Kolkata-based research organisation, Sabar Institute published a study on Wednesday, 8 April, which revealed that the percentage of Muslims removed from electoral rolls after Special Intensive Revision (SIR), in West Bengal's Bhabanipur is more than double the community’s share of the electorate.
Muslims account for around 20% of the electorate in Bhabanipur, yet they also added up to 1,554 of the 3,875 deleted voters after adjudication (40.1%), these findings have triggered concerns locally and across the West Bengal electorate about alleged targeting.
This analysis has been made after the Election Commission of India (ECI) had published a preliminary “final” list of voters after the SIR was conducted in Bhabanipur on 28 February.
A little over 14,000 names were on the “under adjudication” list, according to The Telegraph.
As per ECI data, Bhabanipur had around 2 lakh voters in December 2025. However, the list of Absent, Shifted, Dead and Duplicate (ASDD) voters published by the panel on 16 December had deleted around 44,000 names in the Bhabanipur constituency alone. The Muslim share in this list was around 23%, which amounts to around 10,000 names.
A month later, on 24 January, the ECI uploaded another list of around 30 lakh “unmapped” voters across West Bengal; these people’s details could not be linked with the records of the last revision of rolls, which was conducted more than two decades ago, in 2002.
Another list was posted on the same day, which placed around 1.2 crore voters under the “logical discrepancies” category. The list of voters in the Bhabanipur constituency who were placed under this category was represented by 52% of Muslims.
“The figures in Bhabanipur look relatively normal when compared to some other seats that show a massive mismatch between the Muslim share of the electorate and the community’s representation in the list of deleted voters.

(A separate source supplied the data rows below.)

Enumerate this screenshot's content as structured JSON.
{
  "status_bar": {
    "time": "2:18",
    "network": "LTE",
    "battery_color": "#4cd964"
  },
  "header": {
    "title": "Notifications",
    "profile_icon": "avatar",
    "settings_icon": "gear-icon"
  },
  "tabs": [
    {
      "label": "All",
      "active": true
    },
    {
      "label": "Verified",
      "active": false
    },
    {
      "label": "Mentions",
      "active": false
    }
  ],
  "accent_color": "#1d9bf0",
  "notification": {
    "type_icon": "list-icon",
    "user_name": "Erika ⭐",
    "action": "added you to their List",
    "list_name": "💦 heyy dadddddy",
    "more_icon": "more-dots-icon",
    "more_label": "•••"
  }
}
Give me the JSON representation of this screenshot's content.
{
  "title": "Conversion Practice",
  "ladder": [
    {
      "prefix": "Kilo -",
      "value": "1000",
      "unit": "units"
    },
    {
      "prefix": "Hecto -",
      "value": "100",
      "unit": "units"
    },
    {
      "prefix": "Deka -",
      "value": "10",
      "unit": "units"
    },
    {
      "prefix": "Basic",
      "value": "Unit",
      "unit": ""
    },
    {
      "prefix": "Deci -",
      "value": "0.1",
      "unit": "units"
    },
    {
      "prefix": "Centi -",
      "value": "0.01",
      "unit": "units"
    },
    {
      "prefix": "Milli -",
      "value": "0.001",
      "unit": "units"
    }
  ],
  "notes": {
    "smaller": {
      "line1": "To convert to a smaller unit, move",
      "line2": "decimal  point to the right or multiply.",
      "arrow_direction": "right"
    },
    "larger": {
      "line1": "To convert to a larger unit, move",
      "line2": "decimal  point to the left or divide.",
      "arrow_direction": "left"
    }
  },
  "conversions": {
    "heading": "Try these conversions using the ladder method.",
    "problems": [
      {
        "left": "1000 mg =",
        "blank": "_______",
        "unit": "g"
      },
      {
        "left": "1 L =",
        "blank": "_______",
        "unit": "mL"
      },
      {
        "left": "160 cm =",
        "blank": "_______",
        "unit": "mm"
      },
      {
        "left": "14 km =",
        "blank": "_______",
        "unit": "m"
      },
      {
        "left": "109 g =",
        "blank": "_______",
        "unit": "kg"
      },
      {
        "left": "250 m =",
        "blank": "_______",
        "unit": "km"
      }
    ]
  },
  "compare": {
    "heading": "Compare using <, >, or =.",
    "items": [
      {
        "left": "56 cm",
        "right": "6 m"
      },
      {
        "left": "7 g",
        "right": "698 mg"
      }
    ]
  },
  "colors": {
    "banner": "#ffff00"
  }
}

But 20 percent of the population and 40 percent of those deleted still translates to a strong disproportionality,”Sabir Ahamed of the Sabar Institute to The Telegraph
Bhabanipur, which is represented by CM Mamata Banerjee, is expected to be a key battleground in the upcoming elections, where Banerjee will be pitted against the leader of the Opposition (Bharatiya Janata Party) Suvendu Adhikari.
The timing of these alarming findings matters as well. CM Banerjee, has alleged large-scale discrepancies, claiming that the Bharatiya Janata Party (BJP) knows that voters from specific communities are less likely to support their party, and hence they were disproportionately targeted, deleted or placed under the doubt category.
“December 16 was a wake-up call for us. The Election Commission is working under the instructions of the BJP. More names would have been deleted in the supplementary lists after adjudication, but our booth-level workers were alert and did not let that happen,” said a Trinamool leader in Bhabanipur to The Telegraph
An analysis by fact-checking website Alt News had also revealed that in Bhabanipur, the share of voters put under adjudication was higher among Muslims as compared to non-Muslims.
The CM won the Bhabanipur seat by a record margin of 58,832 votes in a bye-poll held in September 2021. But in the 2024 Lok Sabha elections, the Trinamool Congress won only 8,297 votes more than the BJP in the Bhabanipur segment of the Kolkata South parliamentary seat.
While the Election Commission maintains that the revision aims to clean up voter rolls, the Bhabanipur findings have intensified scrutiny over whether the process may be disproportionately impacting certain communities.